Electronic – Discarding divergent sensor data from running average

filtersensorsignal processing

I'm building a inductive vehicle loop detector. By measuring the frequency of a LC-oscillator where the cars will pass over the inductor of the LC-Oscillator.

If the cars pass over the inductor the frequency will change over time according to one of the following profiles.

Frequency over time

The frequency will also slightly change / drift based on environmental variables: like temperature, humidity or other variances in the environment of the loop.
To filter these last variations out, I used running average and std_variation based on: This post/comment on stack exchange. And was planning to detect vehicles when the frequency would go too many standard deviations away from the average.

The measurements made when there is a vehicle present shouldn't be added to the average calculation. This is easy to do when a certain threshold is passed.

But the problem is when a car is approaching the frequency will start to change but hasn't yet passed the threshold so these samples are added to the statistics. When a car approaches very slowly the standard deviation will be changed so much that the car will never be detected.

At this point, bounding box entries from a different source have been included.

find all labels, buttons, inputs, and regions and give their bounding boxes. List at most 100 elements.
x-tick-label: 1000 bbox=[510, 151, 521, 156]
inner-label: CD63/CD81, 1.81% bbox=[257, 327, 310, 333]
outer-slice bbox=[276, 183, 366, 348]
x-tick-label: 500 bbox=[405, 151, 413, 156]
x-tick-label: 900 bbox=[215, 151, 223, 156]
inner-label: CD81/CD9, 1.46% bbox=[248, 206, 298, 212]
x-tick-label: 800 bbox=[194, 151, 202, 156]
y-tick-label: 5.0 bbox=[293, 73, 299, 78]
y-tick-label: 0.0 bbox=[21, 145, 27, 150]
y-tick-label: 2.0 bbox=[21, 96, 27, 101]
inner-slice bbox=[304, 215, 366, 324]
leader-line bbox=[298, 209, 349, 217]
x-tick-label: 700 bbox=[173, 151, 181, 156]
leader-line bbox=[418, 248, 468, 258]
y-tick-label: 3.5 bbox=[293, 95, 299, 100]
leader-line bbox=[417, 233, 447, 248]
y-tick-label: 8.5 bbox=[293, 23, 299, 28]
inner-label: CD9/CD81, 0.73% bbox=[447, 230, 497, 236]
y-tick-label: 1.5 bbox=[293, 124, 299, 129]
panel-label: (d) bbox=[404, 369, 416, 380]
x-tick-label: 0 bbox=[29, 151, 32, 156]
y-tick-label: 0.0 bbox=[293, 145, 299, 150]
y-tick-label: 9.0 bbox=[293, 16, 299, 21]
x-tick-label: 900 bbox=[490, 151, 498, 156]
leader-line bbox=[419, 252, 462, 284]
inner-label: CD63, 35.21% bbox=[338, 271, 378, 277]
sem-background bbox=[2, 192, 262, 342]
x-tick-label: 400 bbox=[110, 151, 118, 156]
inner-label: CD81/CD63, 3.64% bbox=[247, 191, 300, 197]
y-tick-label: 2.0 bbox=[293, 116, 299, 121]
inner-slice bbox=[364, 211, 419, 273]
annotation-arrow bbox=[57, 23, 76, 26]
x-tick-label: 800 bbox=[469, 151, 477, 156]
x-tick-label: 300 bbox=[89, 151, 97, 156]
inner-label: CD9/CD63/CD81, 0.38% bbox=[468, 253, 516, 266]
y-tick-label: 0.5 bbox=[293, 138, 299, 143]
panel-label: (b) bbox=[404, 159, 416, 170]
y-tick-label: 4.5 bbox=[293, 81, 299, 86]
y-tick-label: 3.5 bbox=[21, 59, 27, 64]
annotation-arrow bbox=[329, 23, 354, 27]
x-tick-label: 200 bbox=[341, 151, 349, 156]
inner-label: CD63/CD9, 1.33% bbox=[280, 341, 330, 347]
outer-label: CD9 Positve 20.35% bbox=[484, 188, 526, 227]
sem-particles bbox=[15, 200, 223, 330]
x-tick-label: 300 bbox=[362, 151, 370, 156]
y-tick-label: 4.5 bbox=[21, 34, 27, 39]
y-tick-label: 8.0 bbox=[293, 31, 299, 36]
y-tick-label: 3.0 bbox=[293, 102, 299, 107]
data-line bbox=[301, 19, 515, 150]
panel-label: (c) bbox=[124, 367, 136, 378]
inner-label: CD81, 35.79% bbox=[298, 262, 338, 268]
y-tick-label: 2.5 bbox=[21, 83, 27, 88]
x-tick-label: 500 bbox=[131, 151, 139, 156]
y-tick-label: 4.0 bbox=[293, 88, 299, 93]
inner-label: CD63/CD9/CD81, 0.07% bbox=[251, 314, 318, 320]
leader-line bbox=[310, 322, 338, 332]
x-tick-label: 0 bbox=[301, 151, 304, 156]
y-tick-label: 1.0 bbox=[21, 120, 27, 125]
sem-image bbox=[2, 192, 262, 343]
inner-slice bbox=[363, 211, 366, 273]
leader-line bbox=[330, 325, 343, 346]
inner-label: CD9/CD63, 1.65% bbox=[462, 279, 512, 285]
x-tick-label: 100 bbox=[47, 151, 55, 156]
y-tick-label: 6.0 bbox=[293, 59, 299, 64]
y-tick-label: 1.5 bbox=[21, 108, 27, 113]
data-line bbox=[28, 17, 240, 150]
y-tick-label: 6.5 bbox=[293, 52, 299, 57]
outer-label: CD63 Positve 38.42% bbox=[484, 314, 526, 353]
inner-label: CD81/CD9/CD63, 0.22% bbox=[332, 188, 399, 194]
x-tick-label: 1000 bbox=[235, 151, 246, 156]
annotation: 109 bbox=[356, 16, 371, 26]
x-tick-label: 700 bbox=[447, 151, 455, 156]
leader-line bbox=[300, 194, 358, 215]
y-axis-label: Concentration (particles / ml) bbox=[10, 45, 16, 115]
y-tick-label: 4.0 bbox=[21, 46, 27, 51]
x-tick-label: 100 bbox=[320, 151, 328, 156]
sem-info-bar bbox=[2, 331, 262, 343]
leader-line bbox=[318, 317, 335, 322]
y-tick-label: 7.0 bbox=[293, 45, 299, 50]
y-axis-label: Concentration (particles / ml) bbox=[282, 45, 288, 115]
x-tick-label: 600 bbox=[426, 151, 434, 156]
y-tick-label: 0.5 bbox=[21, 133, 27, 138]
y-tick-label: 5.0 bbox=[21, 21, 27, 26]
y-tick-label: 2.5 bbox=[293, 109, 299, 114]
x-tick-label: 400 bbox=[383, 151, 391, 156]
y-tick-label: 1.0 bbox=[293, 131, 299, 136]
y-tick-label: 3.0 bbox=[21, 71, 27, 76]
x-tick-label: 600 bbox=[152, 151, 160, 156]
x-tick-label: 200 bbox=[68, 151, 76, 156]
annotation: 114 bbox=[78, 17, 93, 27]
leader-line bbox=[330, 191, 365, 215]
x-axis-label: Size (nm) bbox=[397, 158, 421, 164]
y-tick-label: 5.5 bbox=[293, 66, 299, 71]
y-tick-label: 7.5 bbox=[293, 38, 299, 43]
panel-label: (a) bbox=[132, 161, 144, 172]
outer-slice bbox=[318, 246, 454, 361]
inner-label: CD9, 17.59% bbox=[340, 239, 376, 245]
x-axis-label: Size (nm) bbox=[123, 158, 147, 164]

What solutions / alternatives / suggestions do you have to detect approaching cars and discard the values from the statistics for the reference empty loop.

Thanks in advance


Update

Link to the post in the DSP section

Best Answer

You have built a system that is by design rate sensitive, to allow it to reject large but slow environmental changes. So it is now insensitive to slow target changes, as when a car approaches very slowly.

There is no magic that you can apply to discriminate between these. You have got the classic binary classificiation problem. If you could get a clear measurement difference between your detect and no detect measurements, then you can get 100% success rate with 0% false positives or false negatives. If you have overlapping measurements (which you allow for by having a car approach very slowly) then any rate of change threshhold you set will allow at least one or the other error to occur. A very low threshhold would get falsely triggered by sudden temperature changes, a high threshold will miss slow cars.

You either need to specify the present behaviour in terms of rate threshhold versus false negative and false positive rate, or take some steps to incorporate your knowledge of the system to reduce the allowance you need to make for environmental effects. Perhaps measure temperature, and if it correlates with frequency drift, use this to reduce the allowance you make for it. The ideal system, as used in food metal detection which has to be extremely sensitive, is to use two loops, and detect differentially, however you might not have the freedom to modify the road in this way.